Best SOA Testing tool
  1. Rational Tester for SOA
  2. SoapUI
Ditto. Though rational is pretty good, SoapUI is a hell of a lot more lightweight, yet pays it's way (the community edition is free :-). Could do with more test management though.

Best SOA Tool
  1. Fiorano ESB
  2. Sun Java CAPS
  3. Rational Software Architect
  4. Rational Team concert
What, IBM *NOT* at the top? Someone at IBM messed up (and probably got forced to move to Bangaldore as punishment).
It's a bit weird to mix development tools (#3 RSA & #4 Rational Team) with servers (#1, #2).

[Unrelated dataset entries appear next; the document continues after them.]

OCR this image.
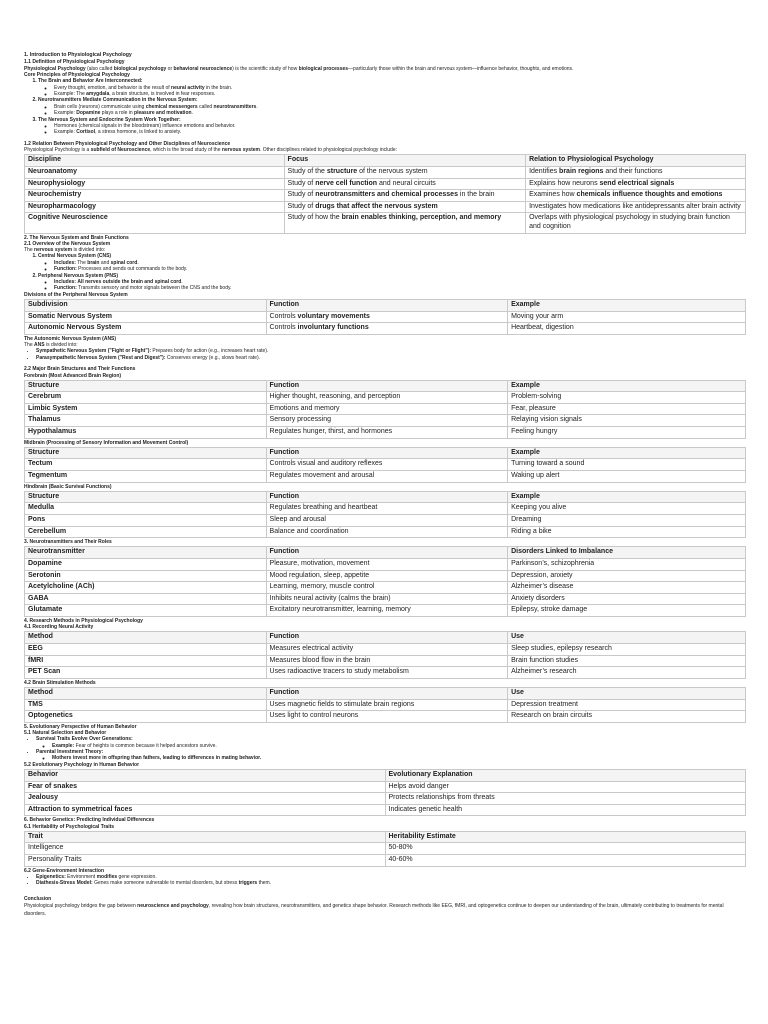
1. Introduction to Physiological Psychology
1.1 Definition of Physiological Psychology
Physiological Psychology (also called biological psychology or behavioral neuroscience) is the scientific study of how biological processes—particularly those within the brain and nervous system—influence behavior, thoughts, and emotions.
Core Principles of Physiological Psychology
1. The Brain and Behavior Are Interconnected:
◦ Every thought, emotion, and behavior is the result of neural activity in the brain.
◦ Example: The amygdala, a brain structure, is involved in fear responses.
2. Neurotransmitters Mediate Communication in the Nervous System:
◦ Brain cells (neurons) communicate using chemical messengers called neurotransmitters.
◦ Example: Dopamine plays a role in pleasure and motivation.
3. The Nervous System and Endocrine System Work Together:
◦ Hormones (chemical signals in the bloodstream) influence emotions and behavior.
◦ Example: Cortisol, a stress hormone, is linked to anxiety.
1.2 Relation Between Physiological Psychology and Other Disciplines of Neuroscience
Physiological Psychology is a subfield of Neuroscience, which is the broad study of the nervous system. Other disciplines related to physiological psychology include:
Discipline	Focus	Relation to Physiological Psychology
Neuroanatomy	Study of the structure of the nervous system	Identifies brain regions and their functions
Neurophysiology	Study of nerve cell function and neural circuits	Explains how neurons send electrical signals
Neurochemistry	Study of neurotransmitters and chemical processes in the brain	Examines how chemicals influence thoughts and emotions
Neuropharmacology	Study of drugs that affect the nervous system	Investigates how medications like antidepressants alter brain activity
Cognitive Neuroscience	Study of how the brain enables thinking, perception, and memory	Overlaps with physiological psychology in studying brain function and cognition
2. The Nervous System and Brain Functions
2.1 Overview of the Nervous System
The nervous system is divided into:
1. Central Nervous System (CNS)
◦ Includes: The brain and spinal cord.
◦ Function: Processes and sends out commands to the body.
2. Peripheral Nervous System (PNS)
◦ Includes: All nerves outside the brain and spinal cord.
◦ Function: Transmits sensory and motor signals between the CNS and the body.
Divisions of the Peripheral Nervous System
Subdivision	Function	Example
Somatic Nervous System	Controls voluntary movements	Moving your arm
Autonomic Nervous System	Controls involuntary functions	Heartbeat, digestion
The Autonomic Nervous System (ANS)
The ANS is divided into:
• Sympathetic Nervous System ("Fight or Flight"): Prepares body for action (e.g., increases heart rate).
• Parasympathetic Nervous System ("Rest and Digest"): Conserves energy (e.g., slows heart rate).
2.2 Major Brain Structures and Their Functions
Forebrain (Most Advanced Brain Region)
Structure	Function	Example
Cerebrum	Higher thought, reasoning, and perception	Problem-solving
Limbic System	Emotions and memory	Fear, pleasure
Thalamus	Sensory processing	Relaying vision signals
Hypothalamus	Regulates hunger, thirst, and hormones	Feeling hungry
Midbrain (Processing of Sensory Information and Movement Control)
Structure	Function	Example
Tectum	Controls visual and auditory reflexes	Turning toward a sound
Tegmentum	Regulates movement and arousal	Waking up alert
Hindbrain (Basic Survival Functions)
Structure	Function	Example
Medulla	Regulates breathing and heartbeat	Keeping you alive
Pons	Sleep and arousal	Dreaming
Cerebellum	Balance and coordination	Riding a bike
3. Neurotransmitters and Their Roles
Neurotransmitter	Function	Disorders Linked to Imbalance
Dopamine	Pleasure, motivation, movement	Parkinson’s, schizophrenia
Serotonin	Mood regulation, sleep, appetite	Depression, anxiety
Acetylcholine (ACh)	Learning, memory, muscle control	Alzheimer’s disease
GABA	Inhibits neural activity (calms the brain)	Anxiety disorders
Glutamate	Excitatory neurotransmitter, learning, memory	Epilepsy, stroke damage
4. Research Methods in Physiological Psychology
4.1 Recording Neural Activity
Method	Function	Use
EEG	Measures electrical activity	Sleep studies, epilepsy research
fMRI	Measures blood flow in the brain	Brain function studies
PET Scan	Uses radioactive tracers to study metabolism	Alzheimer’s research
4.2 Brain Stimulation Methods
Method	Function	Use
TMS	Uses magnetic fields to stimulate brain regions	Depression treatment
Optogenetics	Uses light to control neurons	Research on brain circuits
5. Evolutionary Perspective of Human Behavior
5.1 Natural Selection and Behavior
• Survival Traits Evolve Over Generations:
◦ Example: Fear of heights is common because it helped ancestors survive.
• Parental Investment Theory:
◦ Mothers invest more in offspring than fathers, leading to differences in mating behavior.
5.2 Evolutionary Psychology in Human Behavior
Behavior	Evolutionary Explanation
Fear of snakes	Helps avoid danger
Jealousy	Protects relationships from threats
Attraction to symmetrical faces	Indicates genetic health
6. Behavior Genetics: Predicting Individual Differences
6.1 Heritability of Psychological Traits
Trait	Heritability Estimate
Intelligence	50-80%
Personality Traits	40-60%
6.2 Gene-Environment Interaction
• Epigenetics: Environment modifies gene expression.
• Diathesis-Stress Model: Genes make someone vulnerable to mental disorders, but stress triggers them.
Conclusion
Physiological psychology bridges the gap between neuroscience and psychology, revealing how brain structures, neurotransmitters, and genetics shape behavior. Research methods like EEG, fMRI, and optogenetics continue to deepen our understanding of the brain, ultimately contributing to treatments for mental disorders.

Maybe that's why IBM got pushed down, staff got confused..

Best SOA training site
  1. IBM SOA Sandbox
  2. SOA Training Curriculum (MomentumSI)
IBM SOA Sandbox is great, so this choice actually makes sense.

Best SOA Book
  1. IBM"The New Language of Business: SOA & Web 2.0"
  2. Amberpoint et al An Implementorメs Guide to SOA ヨ Getting it Right
  3. IONA Understanding SOA with Web Services
All vendor "books". Basically a "white" paper advertorial disguised as a book.

Best SOA or XML Site:
  1. IBM's SOA Microsite
  2. www.fiorano.com
Yeah they are ok. What about non-vendor stuff.

Con-clusion:

sys-con SOAWorld magazine tries to be a vendor neutral but they need some mechanism to do a real unbiased report. Maybe if Gartner or any of the reputable firms would run the survey I would be less skeptical.